Wprowadzenie Euro 7 może mijać się z celem, ale koszty nadal będą wysokie

Norma Euro 7 oficjalnie została złagodzona. Choć przedstawiciele firm samochodowych mówią o dużej poprawie w stosunku do jej wstępnych założeń, koszty nadal będą wysokie. I to pomimo faktu, że jej istnienie może nie mieć większego sensu!
W poniedziałek, 25 września, Komisja Europejska po głosach krytyki ze strony lobby państw pod przewodnictwem Czech oraz producentów aut, złagodziła założenia przyszłej normy Euro 7.
Najważniejsze zmiany to pozostawienie emisji na poziomie aktualnego Euro 6, a także rezygnacja z absurdalnych wymogów testowych. Nie zmieniono jednak przepisu dotyczącego tego, że muszą zostać ograniczone emisje pochodzące z opon i hamulców.

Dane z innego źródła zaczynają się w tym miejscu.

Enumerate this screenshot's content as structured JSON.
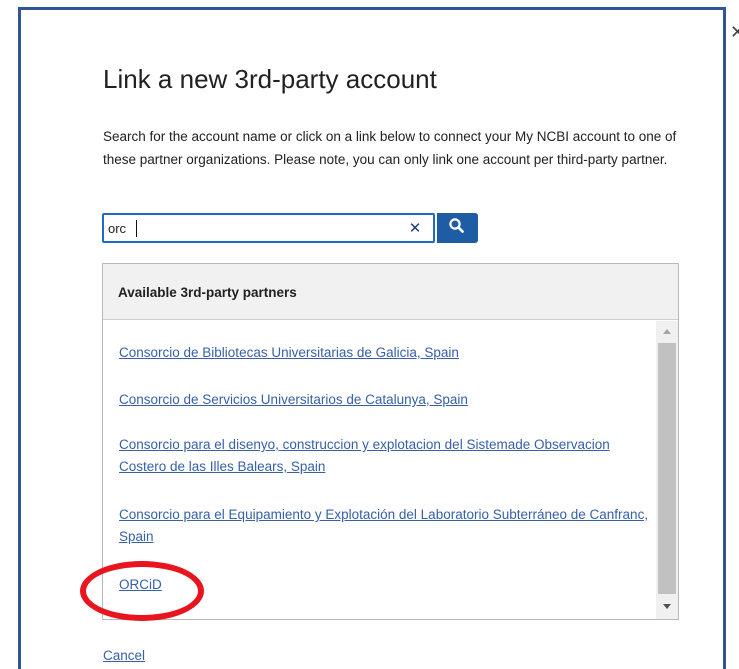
{
  "dialog": {
    "title": "Link a new 3rd-party account",
    "description": "Search for the account name or click on a link below to connect your My NCBI account to one of these partner organizations. Please note, you can only link one account per third-party partner.",
    "close_icon": "close-icon"
  },
  "search": {
    "value": "orc",
    "clear_icon": "clear-x-icon",
    "button_icon": "search-icon"
  },
  "partners": {
    "header": "Available 3rd-party partners",
    "items": [
      {
        "label": "Consorcio de Bibliotecas Universitarias de Galicia, Spain"
      },
      {
        "label": "Consorcio de Servicios Universitarios de Catalunya, Spain"
      },
      {
        "label": "Consorcio para el disenyo, construccion y explotacion del Sistemade Observacion Costero de las Illes Balears, Spain"
      },
      {
        "label": "Consorcio para el Equipamiento y Explotación del Laboratorio Subterráneo de Canfranc, Spain"
      },
      {
        "label": "ORCiD"
      }
    ]
  },
  "footer": {
    "cancel_label": "Cancel"
  },
  "colors": {
    "dialog_border": "#2f5596",
    "link": "#3760a8",
    "search_button": "#1e5da6",
    "highlight_ring": "#e8151f"
  }
}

„Opublikowane stanowisko państw członkowskich stanowi wyraźną poprawę w stosunku do pierwotnej propozycji Komisji Europejskiej. Było całkowicie nieproporcjonalne, zarówno jeśli chodzi o rygorystyczność wymagań, jak i czas realizacji” – mówi Zdenek Petzl ze Stowarzyszenia Przemysłu Motoryzacyjnego na łamach czeskiego biura prasowego.
„Pozostawianie starych przepisów doprowadziłoby do nieproporcjonalnie wysokich kosztów dla przemysłu i klientów. Możliwe byłoby ograniczenie dostaw, szczególnie w przypadku małych modeli. A wszystko to przy minimalnym wpływie na środowisko” – dodaje Petzl.

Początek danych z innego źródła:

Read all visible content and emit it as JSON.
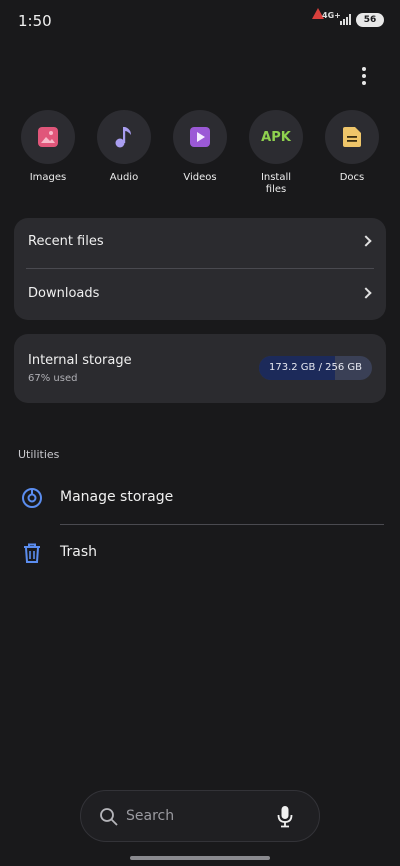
{
  "status_bar": {
    "time": "1:50",
    "network": "4G+",
    "battery": "56"
  },
  "categories": [
    {
      "label": "Images",
      "icon": "image-icon",
      "color": "#e0567a"
    },
    {
      "label": "Audio",
      "icon": "music-note-icon",
      "color": "#a99ef0"
    },
    {
      "label": "Videos",
      "icon": "play-video-icon",
      "color": "#9b59d6"
    },
    {
      "label": "Install files",
      "icon": "apk-icon",
      "icon_text": "APK",
      "color": "#8fd14f"
    },
    {
      "label": "Docs",
      "icon": "document-icon",
      "color": "#efc66a"
    }
  ],
  "quick_links": {
    "recent_files": "Recent files",
    "downloads": "Downloads"
  },
  "storage": {
    "title": "Internal storage",
    "used_text": "67% used",
    "used_fraction": 0.67,
    "usage_text": "173.2 GB  / 256 GB"
  },
  "utilities": {
    "section_title": "Utilities",
    "manage_storage": "Manage storage",
    "trash": "Trash"
  },
  "search": {
    "label": "Search"
  },
  "colors": {
    "background": "#19191b",
    "card": "#2b2b2f",
    "accent_blue": "#5b8def",
    "storage_fill": "#1c2a5a"
  }
}
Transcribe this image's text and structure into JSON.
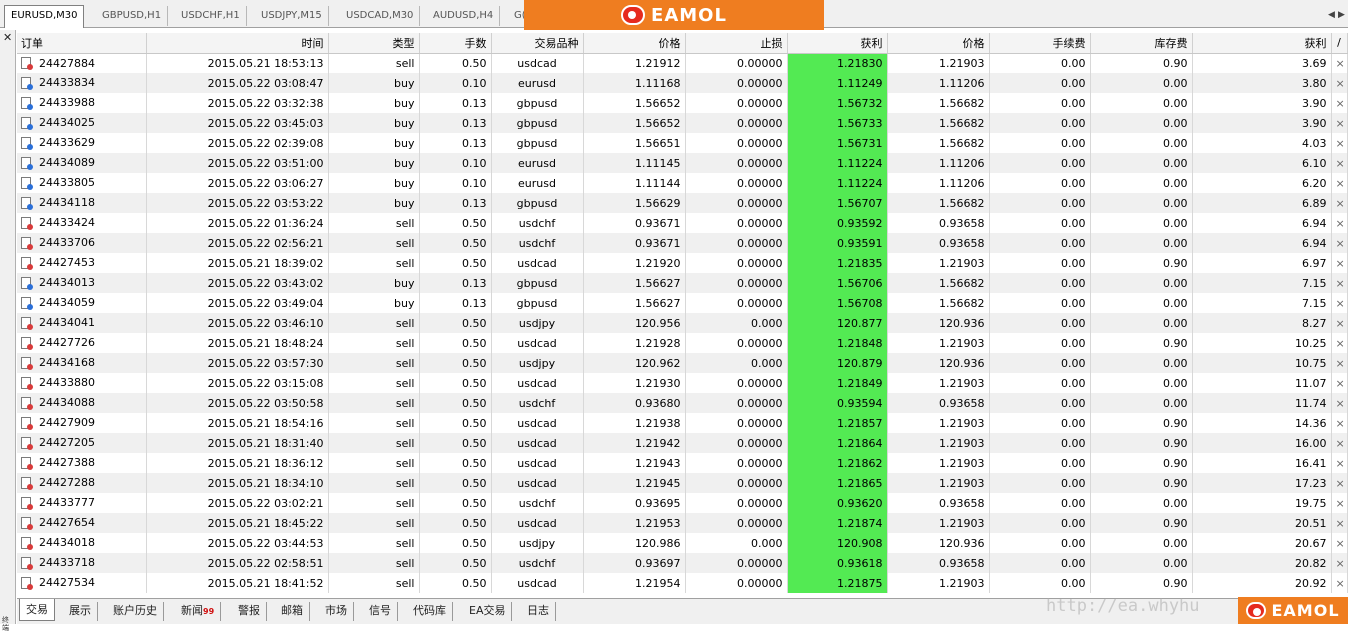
{
  "chart_tabs": [
    "EURUSD,M30",
    "GBPUSD,H1",
    "USDCHF,H1",
    "USDJPY,M15",
    "USDCAD,M30",
    "AUDUSD,H4",
    "G("
  ],
  "brand": "EAMOL",
  "side": {
    "close_symbol": "✕",
    "label": "终端"
  },
  "table": {
    "headers": [
      "订单",
      "时间",
      "类型",
      "手数",
      "交易品种",
      "价格",
      "止损",
      "获利",
      "价格",
      "手续费",
      "库存费",
      "获利",
      "/"
    ],
    "rows": [
      {
        "ticket": "24427884",
        "time": "2015.05.21 18:53:13",
        "type": "sell",
        "lots": "0.50",
        "symbol": "usdcad",
        "price": "1.21912",
        "sl": "0.00000",
        "tp": "1.21830",
        "cur": "1.21903",
        "comm": "0.00",
        "swap": "0.90",
        "profit": "3.69"
      },
      {
        "ticket": "24433834",
        "time": "2015.05.22 03:08:47",
        "type": "buy",
        "lots": "0.10",
        "symbol": "eurusd",
        "price": "1.11168",
        "sl": "0.00000",
        "tp": "1.11249",
        "cur": "1.11206",
        "comm": "0.00",
        "swap": "0.00",
        "profit": "3.80"
      },
      {
        "ticket": "24433988",
        "time": "2015.05.22 03:32:38",
        "type": "buy",
        "lots": "0.13",
        "symbol": "gbpusd",
        "price": "1.56652",
        "sl": "0.00000",
        "tp": "1.56732",
        "cur": "1.56682",
        "comm": "0.00",
        "swap": "0.00",
        "profit": "3.90"
      },
      {
        "ticket": "24434025",
        "time": "2015.05.22 03:45:03",
        "type": "buy",
        "lots": "0.13",
        "symbol": "gbpusd",
        "price": "1.56652",
        "sl": "0.00000",
        "tp": "1.56733",
        "cur": "1.56682",
        "comm": "0.00",
        "swap": "0.00",
        "profit": "3.90"
      },
      {
        "ticket": "24433629",
        "time": "2015.05.22 02:39:08",
        "type": "buy",
        "lots": "0.13",
        "symbol": "gbpusd",
        "price": "1.56651",
        "sl": "0.00000",
        "tp": "1.56731",
        "cur": "1.56682",
        "comm": "0.00",
        "swap": "0.00",
        "profit": "4.03"
      },
      {
        "ticket": "24434089",
        "time": "2015.05.22 03:51:00",
        "type": "buy",
        "lots": "0.10",
        "symbol": "eurusd",
        "price": "1.11145",
        "sl": "0.00000",
        "tp": "1.11224",
        "cur": "1.11206",
        "comm": "0.00",
        "swap": "0.00",
        "profit": "6.10"
      },
      {
        "ticket": "24433805",
        "time": "2015.05.22 03:06:27",
        "type": "buy",
        "lots": "0.10",
        "symbol": "eurusd",
        "price": "1.11144",
        "sl": "0.00000",
        "tp": "1.11224",
        "cur": "1.11206",
        "comm": "0.00",
        "swap": "0.00",
        "profit": "6.20"
      },
      {
        "ticket": "24434118",
        "time": "2015.05.22 03:53:22",
        "type": "buy",
        "lots": "0.13",
        "symbol": "gbpusd",
        "price": "1.56629",
        "sl": "0.00000",
        "tp": "1.56707",
        "cur": "1.56682",
        "comm": "0.00",
        "swap": "0.00",
        "profit": "6.89"
      },
      {
        "ticket": "24433424",
        "time": "2015.05.22 01:36:24",
        "type": "sell",
        "lots": "0.50",
        "symbol": "usdchf",
        "price": "0.93671",
        "sl": "0.00000",
        "tp": "0.93592",
        "cur": "0.93658",
        "comm": "0.00",
        "swap": "0.00",
        "profit": "6.94"
      },
      {
        "ticket": "24433706",
        "time": "2015.05.22 02:56:21",
        "type": "sell",
        "lots": "0.50",
        "symbol": "usdchf",
        "price": "0.93671",
        "sl": "0.00000",
        "tp": "0.93591",
        "cur": "0.93658",
        "comm": "0.00",
        "swap": "0.00",
        "profit": "6.94"
      },
      {
        "ticket": "24427453",
        "time": "2015.05.21 18:39:02",
        "type": "sell",
        "lots": "0.50",
        "symbol": "usdcad",
        "price": "1.21920",
        "sl": "0.00000",
        "tp": "1.21835",
        "cur": "1.21903",
        "comm": "0.00",
        "swap": "0.90",
        "profit": "6.97"
      },
      {
        "ticket": "24434013",
        "time": "2015.05.22 03:43:02",
        "type": "buy",
        "lots": "0.13",
        "symbol": "gbpusd",
        "price": "1.56627",
        "sl": "0.00000",
        "tp": "1.56706",
        "cur": "1.56682",
        "comm": "0.00",
        "swap": "0.00",
        "profit": "7.15"
      },
      {
        "ticket": "24434059",
        "time": "2015.05.22 03:49:04",
        "type": "buy",
        "lots": "0.13",
        "symbol": "gbpusd",
        "price": "1.56627",
        "sl": "0.00000",
        "tp": "1.56708",
        "cur": "1.56682",
        "comm": "0.00",
        "swap": "0.00",
        "profit": "7.15"
      },
      {
        "ticket": "24434041",
        "time": "2015.05.22 03:46:10",
        "type": "sell",
        "lots": "0.50",
        "symbol": "usdjpy",
        "price": "120.956",
        "sl": "0.000",
        "tp": "120.877",
        "cur": "120.936",
        "comm": "0.00",
        "swap": "0.00",
        "profit": "8.27"
      },
      {
        "ticket": "24427726",
        "time": "2015.05.21 18:48:24",
        "type": "sell",
        "lots": "0.50",
        "symbol": "usdcad",
        "price": "1.21928",
        "sl": "0.00000",
        "tp": "1.21848",
        "cur": "1.21903",
        "comm": "0.00",
        "swap": "0.90",
        "profit": "10.25"
      },
      {
        "ticket": "24434168",
        "time": "2015.05.22 03:57:30",
        "type": "sell",
        "lots": "0.50",
        "symbol": "usdjpy",
        "price": "120.962",
        "sl": "0.000",
        "tp": "120.879",
        "cur": "120.936",
        "comm": "0.00",
        "swap": "0.00",
        "profit": "10.75"
      },
      {
        "ticket": "24433880",
        "time": "2015.05.22 03:15:08",
        "type": "sell",
        "lots": "0.50",
        "symbol": "usdcad",
        "price": "1.21930",
        "sl": "0.00000",
        "tp": "1.21849",
        "cur": "1.21903",
        "comm": "0.00",
        "swap": "0.00",
        "profit": "11.07"
      },
      {
        "ticket": "24434088",
        "time": "2015.05.22 03:50:58",
        "type": "sell",
        "lots": "0.50",
        "symbol": "usdchf",
        "price": "0.93680",
        "sl": "0.00000",
        "tp": "0.93594",
        "cur": "0.93658",
        "comm": "0.00",
        "swap": "0.00",
        "profit": "11.74"
      },
      {
        "ticket": "24427909",
        "time": "2015.05.21 18:54:16",
        "type": "sell",
        "lots": "0.50",
        "symbol": "usdcad",
        "price": "1.21938",
        "sl": "0.00000",
        "tp": "1.21857",
        "cur": "1.21903",
        "comm": "0.00",
        "swap": "0.90",
        "profit": "14.36"
      },
      {
        "ticket": "24427205",
        "time": "2015.05.21 18:31:40",
        "type": "sell",
        "lots": "0.50",
        "symbol": "usdcad",
        "price": "1.21942",
        "sl": "0.00000",
        "tp": "1.21864",
        "cur": "1.21903",
        "comm": "0.00",
        "swap": "0.90",
        "profit": "16.00"
      },
      {
        "ticket": "24427388",
        "time": "2015.05.21 18:36:12",
        "type": "sell",
        "lots": "0.50",
        "symbol": "usdcad",
        "price": "1.21943",
        "sl": "0.00000",
        "tp": "1.21862",
        "cur": "1.21903",
        "comm": "0.00",
        "swap": "0.90",
        "profit": "16.41"
      },
      {
        "ticket": "24427288",
        "time": "2015.05.21 18:34:10",
        "type": "sell",
        "lots": "0.50",
        "symbol": "usdcad",
        "price": "1.21945",
        "sl": "0.00000",
        "tp": "1.21865",
        "cur": "1.21903",
        "comm": "0.00",
        "swap": "0.90",
        "profit": "17.23"
      },
      {
        "ticket": "24433777",
        "time": "2015.05.22 03:02:21",
        "type": "sell",
        "lots": "0.50",
        "symbol": "usdchf",
        "price": "0.93695",
        "sl": "0.00000",
        "tp": "0.93620",
        "cur": "0.93658",
        "comm": "0.00",
        "swap": "0.00",
        "profit": "19.75"
      },
      {
        "ticket": "24427654",
        "time": "2015.05.21 18:45:22",
        "type": "sell",
        "lots": "0.50",
        "symbol": "usdcad",
        "price": "1.21953",
        "sl": "0.00000",
        "tp": "1.21874",
        "cur": "1.21903",
        "comm": "0.00",
        "swap": "0.90",
        "profit": "20.51"
      },
      {
        "ticket": "24434018",
        "time": "2015.05.22 03:44:53",
        "type": "sell",
        "lots": "0.50",
        "symbol": "usdjpy",
        "price": "120.986",
        "sl": "0.000",
        "tp": "120.908",
        "cur": "120.936",
        "comm": "0.00",
        "swap": "0.00",
        "profit": "20.67"
      },
      {
        "ticket": "24433718",
        "time": "2015.05.22 02:58:51",
        "type": "sell",
        "lots": "0.50",
        "symbol": "usdchf",
        "price": "0.93697",
        "sl": "0.00000",
        "tp": "0.93618",
        "cur": "0.93658",
        "comm": "0.00",
        "swap": "0.00",
        "profit": "20.82"
      },
      {
        "ticket": "24427534",
        "time": "2015.05.21 18:41:52",
        "type": "sell",
        "lots": "0.50",
        "symbol": "usdcad",
        "price": "1.21954",
        "sl": "0.00000",
        "tp": "1.21875",
        "cur": "1.21903",
        "comm": "0.00",
        "swap": "0.90",
        "profit": "20.92"
      }
    ],
    "close_symbol": "×"
  },
  "bottom_tabs": [
    {
      "label": "交易",
      "badge": ""
    },
    {
      "label": "展示",
      "badge": ""
    },
    {
      "label": "账户历史",
      "badge": ""
    },
    {
      "label": "新闻",
      "badge": "99"
    },
    {
      "label": "警报",
      "badge": ""
    },
    {
      "label": "邮箱",
      "badge": ""
    },
    {
      "label": "市场",
      "badge": ""
    },
    {
      "label": "信号",
      "badge": ""
    },
    {
      "label": "代码库",
      "badge": ""
    },
    {
      "label": "EA交易",
      "badge": ""
    },
    {
      "label": "日志",
      "badge": ""
    }
  ],
  "watermark": "http://ea.whyhu",
  "colors": {
    "tp_highlight": "#53ea53",
    "brand": "#ef7d20",
    "sell_icon": "#d83a3a",
    "buy_icon": "#2a6fd8"
  }
}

Koszty Euro 7 nadal będą wysokie
Pomimo złagodzenia przepisów, modyfikacje samochodów w celu dostosowania ich do nowej normy Euro 7 będą i tak kosztowne. Dotyczy to w szczególności badań i rozwoju opon oraz hamulców o ograniczonych emisjach cząstek.

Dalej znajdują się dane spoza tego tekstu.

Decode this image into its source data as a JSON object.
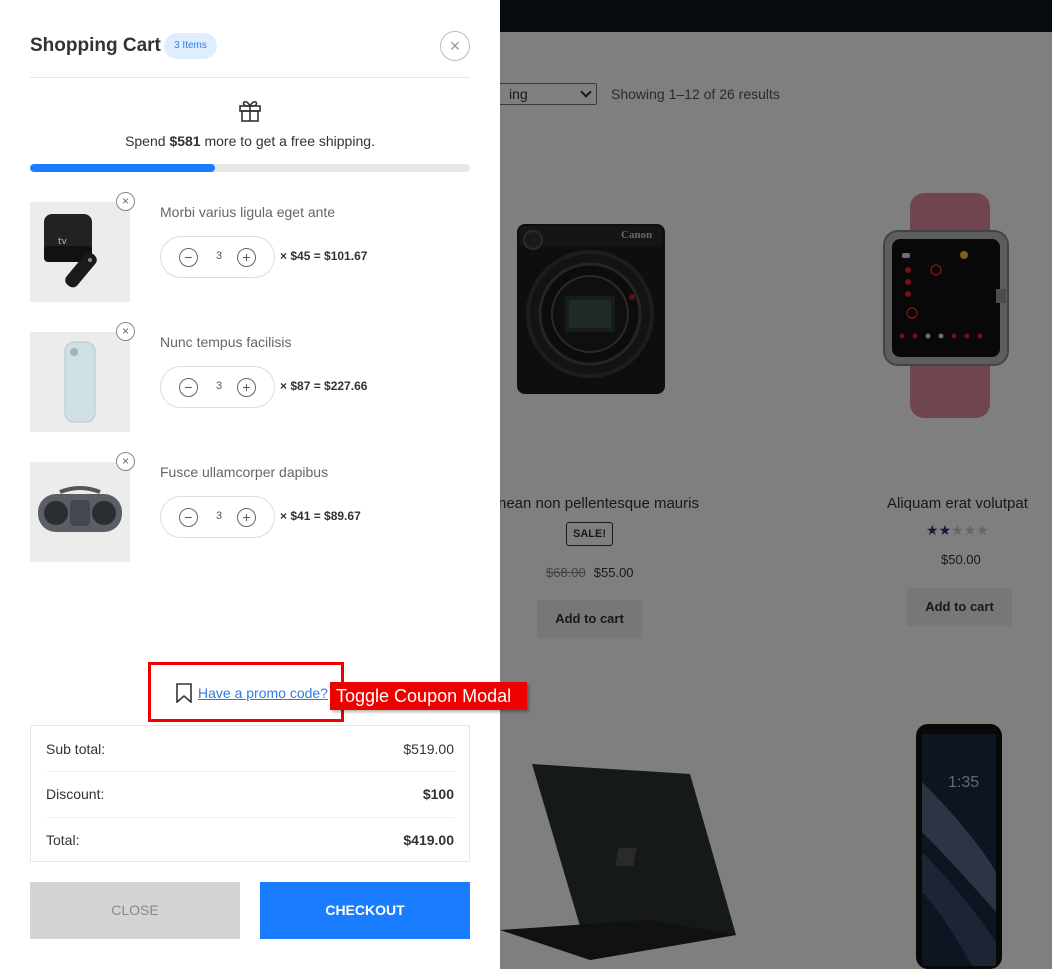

Jakie to będą koszty? O tym na razie nikt głośno nie mówi. Wiadomo jednak, że w miarę, jak silniki aut spalinowych stają się coraz czystsze, emisje z opon i hamulców nabierają coraz większego znaczenia.
„Emisje spoza rury wydechowej stają się problemem z dwóch powodów. Po pierwsze, nie zostało to jeszcze uregulowane. Po drugie, ich skład chemiczny może być potencjalnie bardziej toksyczny niż spalin, szczególnie w przypadku hamulców” – twierdzi Heejung Jung, profesor na Uniwersytecie Kalifornijskim w Riverside.
Nową propozycję z radością przyjęła szczególnie Skoda. To właśnie jej szef, a także przedstawiciele związków zawodowych tej firmy przekonywali, że wprowadzenie Euro 7 może doprowadzić do końca produkcji Fabii, Scali oraz Kamiqa.
„Jesteśmy w pełni świadomi, że osiągnięcie kompromisu było trudne. Z tego względu chcemy podziękować Ministerstwu Transportu za zaproponowanie tekstu akceptowalnego dla większości państw członkowskich” – twierdzi Martin Jahn, członek zarządu Skoda Auto w rozmowie z czeskim biurem prasowym.
Przepisy dotyczące emisji spalin Euro 7 dla samochodów osobowych mają obowiązywać już od 1 lipca 2025 roku, a dwa lata później dla pojazdów ciężarowych.
Istnienie Euro 7 tak naprawdę może nie mieć sensu
„Udało się uniknąć negatywnych skutków wprowadzenia standardu, zarówno w zakresie dostępności mobilności dla zwykłych obywateli, jak i w odniesieniu do konkurencyjności europejskiego przemysłu motoryzacyjnego” – twierdzi czeski minister transportu Martin Kupki. To właśnie on przewodniczył lobby państw przeciwnych normie Euro 7 w dotychczasowym kształcie.
Złagodzenie przepisów to ukłon w stronę firm samochodowych, które mają skupić się przede wszystkim na dalszej dekarbonizacji. Czyli przechodzeniu na pojazdy elektryczne, przy jednoczesnym zachowaniu ich dostępności oraz konkurencyjności.
„Jest to szczególnie ważne w czasach, gdy branża w dalszym ciągu zmaga się z jednej strony z niestabilnymi łańcuchami dostaw i z koniecznością szybkiego zbudowania całkowicie nowych, lokalnych łańcuchów produkcji akumulatorów i innych podzespołów pojazdów elektrycznych” – dodaje Petzl.
Co istotne, w przypadku opon i hamulców oraz pochodzących z nich emisji, z pewnością skorzystają z nich również auta na prąd. Na pewno im to nie zaszkodzi!